The UW does not have a registered legal presence in most countries due to cost and legal complexities. In the countries where the UW does have legal presence, remote work is tied to specific, university-related activities and the structure of the employment relationship varies based on the specific requirements of that country. Examples include the Rome Center and countries where UW is conducting global health research at the invitation of the foreign country.

Personnel working remotely in an international location where the UW does not have legal presence or working in a location where the UW has legal presence but not connected to a specific UW project is generally prohibited. This is because it puts the University and the individual at risk for tax and employment legal violations.
Exceptions may be made in extraordinary circumstances. International remote work arrangements require central review and approval, and an understanding by the individual of their personal legal responsibilities.

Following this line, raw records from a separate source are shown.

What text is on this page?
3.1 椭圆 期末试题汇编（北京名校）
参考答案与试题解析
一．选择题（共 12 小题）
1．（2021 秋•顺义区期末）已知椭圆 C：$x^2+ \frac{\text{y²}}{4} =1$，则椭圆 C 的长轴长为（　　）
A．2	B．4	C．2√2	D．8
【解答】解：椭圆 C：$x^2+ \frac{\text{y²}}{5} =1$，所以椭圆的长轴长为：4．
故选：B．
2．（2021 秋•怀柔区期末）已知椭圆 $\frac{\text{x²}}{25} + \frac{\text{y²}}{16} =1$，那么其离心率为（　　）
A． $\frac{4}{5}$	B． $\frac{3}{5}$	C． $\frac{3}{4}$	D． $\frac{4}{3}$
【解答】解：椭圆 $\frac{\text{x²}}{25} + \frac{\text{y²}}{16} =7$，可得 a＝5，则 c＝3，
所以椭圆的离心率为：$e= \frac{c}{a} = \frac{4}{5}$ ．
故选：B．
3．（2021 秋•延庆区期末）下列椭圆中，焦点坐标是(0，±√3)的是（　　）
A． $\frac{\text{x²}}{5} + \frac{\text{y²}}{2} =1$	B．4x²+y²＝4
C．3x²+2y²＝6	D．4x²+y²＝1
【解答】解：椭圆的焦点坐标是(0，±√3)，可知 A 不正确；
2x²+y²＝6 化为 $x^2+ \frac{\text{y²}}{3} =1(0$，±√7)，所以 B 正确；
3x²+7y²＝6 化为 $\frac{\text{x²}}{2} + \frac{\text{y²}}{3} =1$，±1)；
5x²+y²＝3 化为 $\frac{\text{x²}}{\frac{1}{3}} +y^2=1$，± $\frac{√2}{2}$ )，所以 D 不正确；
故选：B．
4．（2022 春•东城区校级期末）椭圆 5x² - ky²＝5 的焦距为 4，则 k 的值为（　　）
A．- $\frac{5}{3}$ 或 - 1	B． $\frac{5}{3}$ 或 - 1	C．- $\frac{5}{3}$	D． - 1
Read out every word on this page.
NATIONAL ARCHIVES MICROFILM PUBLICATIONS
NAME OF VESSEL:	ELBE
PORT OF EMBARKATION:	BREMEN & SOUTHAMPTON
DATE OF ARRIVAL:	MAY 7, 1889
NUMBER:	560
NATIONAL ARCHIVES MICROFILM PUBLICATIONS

Extraordinary Circumstances

In extraordinary circumstances, a unit may request central approval for a current employee to work internationally temporarily.

Applying for Approval

Requests must be submitted to prior to the employee relocating to the international location (unless the employee is out-of-country and cannot make it back due to circumstances out of their control). Addressing individual circumstances takes time and care, so units are encouraged to submit their requests well in advance of relocation.

Requests must be made by a unit head, defined as a senior leader reporting directly to the president or provost.
Requests must be for a temporary accommodation, not a permanent relocation. Typically, legal restrictions and regulatory requirements prohibit arrangements beyond 3-6 months.

If approved, Workday must be updated to reflect the international work location.

It is important to note that employees permitted to work abroad are responsible and liable for adhering to any compliance obligations associated with their time abroad, including, but not limited to, income and social taxes, health and other types of insurance, foreign bank account reporting, and immigration/appropriate visa requirements.

Employees may be required to sign an acknowledgement that they understand these obligations, and their obligation to return to the UW after the designated period to continue employment. The UW is unable to provide any personal legal or tax advice.